The tolerance index for 15, 30, 45 and 60 mg L-1 was 58, 41, 44 and 36% (Table 2), indicating that the Cd concentration in the substrate caused a decrease in root length. This index reflects the ability of seedlings to grow in environments with high concentrations of a metal and, consequently, indicates that the chia plants should only be recommended for cultivation in areas with low Cd levels.

Many studies have reported that even low concentrations of Cd are toxic to most plants. The roots are the primary parts of the plant that are in contact with the contamination and are more sensitive to the toxicity of metals compared to the stem (Yang, Qi, Jiang, & Chen, 2013). Cadmium is absorbed by the roots, causing phytotoxicity, primarily by influencing cellular growth in the elongation zone of the root, which impedes the mechanisms of absorption and conduction of water and nutrients (Bian, Zhou, Sun, & Li, 2013).

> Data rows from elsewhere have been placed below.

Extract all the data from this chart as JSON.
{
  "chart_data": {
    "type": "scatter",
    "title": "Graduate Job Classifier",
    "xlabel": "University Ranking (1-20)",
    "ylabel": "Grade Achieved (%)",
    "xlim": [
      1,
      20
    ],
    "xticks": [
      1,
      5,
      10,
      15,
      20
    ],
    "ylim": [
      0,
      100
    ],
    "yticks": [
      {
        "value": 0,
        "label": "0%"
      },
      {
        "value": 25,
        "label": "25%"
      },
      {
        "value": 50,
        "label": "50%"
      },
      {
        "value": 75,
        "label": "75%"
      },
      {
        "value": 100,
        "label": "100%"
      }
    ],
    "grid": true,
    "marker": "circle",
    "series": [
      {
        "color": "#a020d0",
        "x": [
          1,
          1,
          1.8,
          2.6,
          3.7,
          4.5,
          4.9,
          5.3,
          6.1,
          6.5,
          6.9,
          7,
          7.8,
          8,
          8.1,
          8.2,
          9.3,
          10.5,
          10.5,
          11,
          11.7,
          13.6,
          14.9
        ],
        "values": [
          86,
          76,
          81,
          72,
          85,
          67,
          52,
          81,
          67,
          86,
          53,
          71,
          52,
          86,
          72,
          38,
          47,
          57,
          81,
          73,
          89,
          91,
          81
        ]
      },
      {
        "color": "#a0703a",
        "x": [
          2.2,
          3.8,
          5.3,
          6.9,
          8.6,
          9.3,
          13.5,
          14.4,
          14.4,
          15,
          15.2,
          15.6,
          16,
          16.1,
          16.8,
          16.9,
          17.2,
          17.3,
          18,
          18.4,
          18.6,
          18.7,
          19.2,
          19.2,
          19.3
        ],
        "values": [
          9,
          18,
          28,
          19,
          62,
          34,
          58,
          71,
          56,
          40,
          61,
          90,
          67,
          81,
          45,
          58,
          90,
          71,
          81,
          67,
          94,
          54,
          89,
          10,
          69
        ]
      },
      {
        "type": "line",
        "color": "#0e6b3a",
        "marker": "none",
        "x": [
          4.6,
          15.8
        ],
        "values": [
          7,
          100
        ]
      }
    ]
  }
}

According to Heidari and Sarani (2011), a decrease in root length can be caused by the inhibition of mitosis and reduction in the synthesis of components of the cell wall and metabolism of polysaccharides.
Finally, toxic metals adversely interfere with the growth, distribution and biological cycle of plant species, which makes it necessary to search for plants that have tolerance mechanisms to use in contaminated areas as an alternative for environmental remediation. The same plant may exhibit different behaviors in a contaminated soil, and the response to contamination can vary based on the characteristics of the species, the stress, and the conditions of the specific area (Souza, Silva, & Ferreira, 2013). Thus, more detailed studies are needed to establish the maximum amount of Cd that chia seeds can tolerate for germination and growth in environments contaminated with this toxic metal.
The presence and accumulation of Cd in the substrate played an inhibitory role in seed germination and initial seedling growth of chia starting at 15 mg L-1. On the other hand, no significant effect was observed for the treatments in relation to dry mass of the chia seedlings.